Ces éléments – confondant d’ailleurs plusieurs époques et références pour le bonapartisme – avaient été plaqués sur le général de Gaulle, dans les premières années de la Cinquième République, par Pierre Mendès France et François Mitterrand se relayant d’ailleurs pour produire une analyse historique du « Deux-Décembre » [1]. La polémique alors portait surtout sur la pratique référendaire.

En revanche, la Cinquième République offre à réflexion par les analogies qui peuvent se trouver entre le présent et plusieurs de nos époques récentes.

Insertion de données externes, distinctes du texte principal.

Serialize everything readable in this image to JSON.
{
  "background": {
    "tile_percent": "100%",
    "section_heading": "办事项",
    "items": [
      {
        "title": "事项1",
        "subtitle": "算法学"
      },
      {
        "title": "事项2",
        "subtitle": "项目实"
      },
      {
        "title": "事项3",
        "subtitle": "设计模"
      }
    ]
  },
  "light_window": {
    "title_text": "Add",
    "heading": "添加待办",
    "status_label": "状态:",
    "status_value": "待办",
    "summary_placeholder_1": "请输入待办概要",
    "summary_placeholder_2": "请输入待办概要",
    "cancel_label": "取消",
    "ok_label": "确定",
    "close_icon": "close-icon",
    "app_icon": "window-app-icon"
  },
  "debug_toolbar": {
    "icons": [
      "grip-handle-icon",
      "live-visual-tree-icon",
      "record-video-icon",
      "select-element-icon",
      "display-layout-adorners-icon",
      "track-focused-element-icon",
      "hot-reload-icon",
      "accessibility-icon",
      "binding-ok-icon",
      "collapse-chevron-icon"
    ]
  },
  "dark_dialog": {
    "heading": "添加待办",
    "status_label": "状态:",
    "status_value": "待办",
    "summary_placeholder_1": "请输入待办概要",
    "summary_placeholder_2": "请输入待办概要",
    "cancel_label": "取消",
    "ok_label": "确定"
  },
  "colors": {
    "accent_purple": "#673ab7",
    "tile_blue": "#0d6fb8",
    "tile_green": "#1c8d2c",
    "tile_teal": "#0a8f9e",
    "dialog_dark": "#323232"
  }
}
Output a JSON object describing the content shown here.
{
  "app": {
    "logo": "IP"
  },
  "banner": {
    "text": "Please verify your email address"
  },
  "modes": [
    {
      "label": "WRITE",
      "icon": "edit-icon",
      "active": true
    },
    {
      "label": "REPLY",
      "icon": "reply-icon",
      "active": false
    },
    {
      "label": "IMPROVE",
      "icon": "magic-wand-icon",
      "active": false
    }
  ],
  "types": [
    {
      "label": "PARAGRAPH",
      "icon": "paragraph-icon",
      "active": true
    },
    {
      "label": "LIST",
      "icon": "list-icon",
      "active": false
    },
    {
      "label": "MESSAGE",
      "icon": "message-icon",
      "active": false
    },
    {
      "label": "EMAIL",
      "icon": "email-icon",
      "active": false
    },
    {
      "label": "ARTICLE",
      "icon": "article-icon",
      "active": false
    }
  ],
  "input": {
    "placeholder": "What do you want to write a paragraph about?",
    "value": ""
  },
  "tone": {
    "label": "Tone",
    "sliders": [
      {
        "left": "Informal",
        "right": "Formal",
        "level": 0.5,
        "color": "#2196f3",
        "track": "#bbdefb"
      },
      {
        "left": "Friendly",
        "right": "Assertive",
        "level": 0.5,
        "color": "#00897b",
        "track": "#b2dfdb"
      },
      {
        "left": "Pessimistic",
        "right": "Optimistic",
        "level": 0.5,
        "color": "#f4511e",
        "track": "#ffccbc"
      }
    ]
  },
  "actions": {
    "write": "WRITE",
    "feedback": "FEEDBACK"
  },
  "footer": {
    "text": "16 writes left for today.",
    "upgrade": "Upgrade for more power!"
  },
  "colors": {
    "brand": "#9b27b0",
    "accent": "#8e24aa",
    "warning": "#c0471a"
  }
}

La novation de 1958-1960 a été invoquée, en précédent, par le nouveau président de la République « installant » la commission de réflexion, animée par Jacques Attali, sur les moyens de la croissance économique. Le comité Rueff-Armand. Les réformes initiant et fondant la Cinquième République ont eu le rythme, l’ambiance d’obligation nationale à peine de grave défaite vis-à-vis de nous-mêmes, la diversité de thèmes, d’impact et d’acteurs qui leur apparenteraient celles d’aujourd’hui. Mais les différences sont de taille. D’abord et évidemment, les réformes ont été, à l’époque, menées à bien. Ce qui se vit en ce moment est la mise en place de cercles de réflexion, pas davantage. Elles ont surtout été le fait d’une action davantage signée, menée et revendiquée par le gouvernement, et principalement le Premier ministre, que par le général de Gaulle, se consacrant de son côté à la question d’Algérie et à celle de l’Europe, et ces questions-là traitées en accord intimement vérifié et entretenu avec le ministre des Affaires étrangères. Certes, une tête, mais beaucoup de personnes (Michel Debré, Maurice Couve de Murville, Pierre Messmer, Edgard Pisani, Jean-Marcel Jeanneney et le directeur de son cabinet, Raymond Barre) et la mobilisation des acquis du régime précédent : croissance économique, traité de Rome, premières options nucléaires.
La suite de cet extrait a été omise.